- Born: 2 May 1886 Čenta, Vojvodina Austro-Hungarian Empire
- Died: 1957 (aged 70–71) London, England United Kingdom
- Other name: Max Schacherl
- Occupations: Journalist Producer
- Years active: 1929 - 1937 (producer)

= Max Schach =

Hungarian film producer and journalist (1886–1957)

Max Schach (1886–1957) was an Austro-Hungarian-born film producer. Schach is particularly associated with British cinema, where he was a leading figure in the boom of the mid-1930s.

==Life and career==
Schach was born as Max Schacherl to a Jewish family in Čenta, then part of the Austro-Hungarian Empire. He worked in Germany for many years as a journalist, and was particularly noted as a theatre and later film critic. He became involved in the German film industry during the silent era, working in a variety of roles at UFA, Emelka and Universal Pictures' German subsidiary. He personally produced several films, including some directed by Karl Grune.

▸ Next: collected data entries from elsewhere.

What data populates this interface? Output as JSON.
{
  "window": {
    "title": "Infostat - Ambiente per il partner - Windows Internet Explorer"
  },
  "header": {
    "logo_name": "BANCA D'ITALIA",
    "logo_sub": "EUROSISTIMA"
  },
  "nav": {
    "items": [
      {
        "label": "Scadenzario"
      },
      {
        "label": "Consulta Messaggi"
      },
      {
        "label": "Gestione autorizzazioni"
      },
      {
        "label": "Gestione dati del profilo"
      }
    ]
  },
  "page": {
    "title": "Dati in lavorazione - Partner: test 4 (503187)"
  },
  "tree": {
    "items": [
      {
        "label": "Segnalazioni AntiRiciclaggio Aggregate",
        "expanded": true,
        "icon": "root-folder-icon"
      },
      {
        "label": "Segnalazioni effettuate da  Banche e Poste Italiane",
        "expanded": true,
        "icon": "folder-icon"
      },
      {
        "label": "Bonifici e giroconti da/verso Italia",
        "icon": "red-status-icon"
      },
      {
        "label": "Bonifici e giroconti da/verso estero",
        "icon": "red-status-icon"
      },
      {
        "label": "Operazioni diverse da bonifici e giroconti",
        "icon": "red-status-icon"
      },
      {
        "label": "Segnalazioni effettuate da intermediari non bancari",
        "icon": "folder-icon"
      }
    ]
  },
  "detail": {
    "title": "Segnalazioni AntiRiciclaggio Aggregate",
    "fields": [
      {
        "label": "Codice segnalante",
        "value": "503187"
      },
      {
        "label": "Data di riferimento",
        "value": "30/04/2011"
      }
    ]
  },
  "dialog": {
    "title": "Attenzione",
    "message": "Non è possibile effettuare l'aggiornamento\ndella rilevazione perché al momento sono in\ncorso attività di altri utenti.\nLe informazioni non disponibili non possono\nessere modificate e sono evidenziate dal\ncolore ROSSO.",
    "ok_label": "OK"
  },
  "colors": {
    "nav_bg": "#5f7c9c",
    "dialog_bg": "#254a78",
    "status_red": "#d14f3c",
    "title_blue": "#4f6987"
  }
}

Schach emigrated to Britain in 1934 following the Nazi takeover in Berlin. In the wake of the international success of Alexander Korda's The Private Life of Henry VIII (1933) Schach secured financial backing from the City of London who wanted to invest in the growing British film industry. He oversaw a series of independent film companies which made large-budget productions aimed at international markets. Many of his films employed fellow European exiles from the Nazis, including Fritz Kortner and Richard Tauber and Karl Grune. Because of his lavish budgets Schach was able to attract figures away from more established film companies. While some of the films such as Abdul the Damned (1934) made money, a lot struggled to recover their large budgets.

By 1937 a slump hit the British industry which saw several companies go out of business. While Alexander Korda was widely blamed for his extravagance at Denham Studios, historian Rachael Low believes that Schach and his associates were more responsible. The series of production companies that Schach oversaw ceased making films, generally after only one or two releases. The failure of Schach's film empire led to a lengthy legal case, and he never made another film. He continued to live in Britain, and died in London in 1957.

==Selected filmography==
- Waterloo (1929)
- The Chaste Coquette (1929)
- Abdul the Damned (1934)
- Koenigsmark (1935)
- Love in Exile (1936)
- When Knights Were Bold (1936)
- Pagliacci (1936)
- Southern Roses (1936)
- Public Nuisance No. 1 (1936)
- Love from a Stranger (1937)
- The Lilac Domino (1937)
- Second Best Bed (1938)

==Bibliography==
- Low, Rachael. Filmmaking in 1930s Britain. George Allen & Unwin, 1985.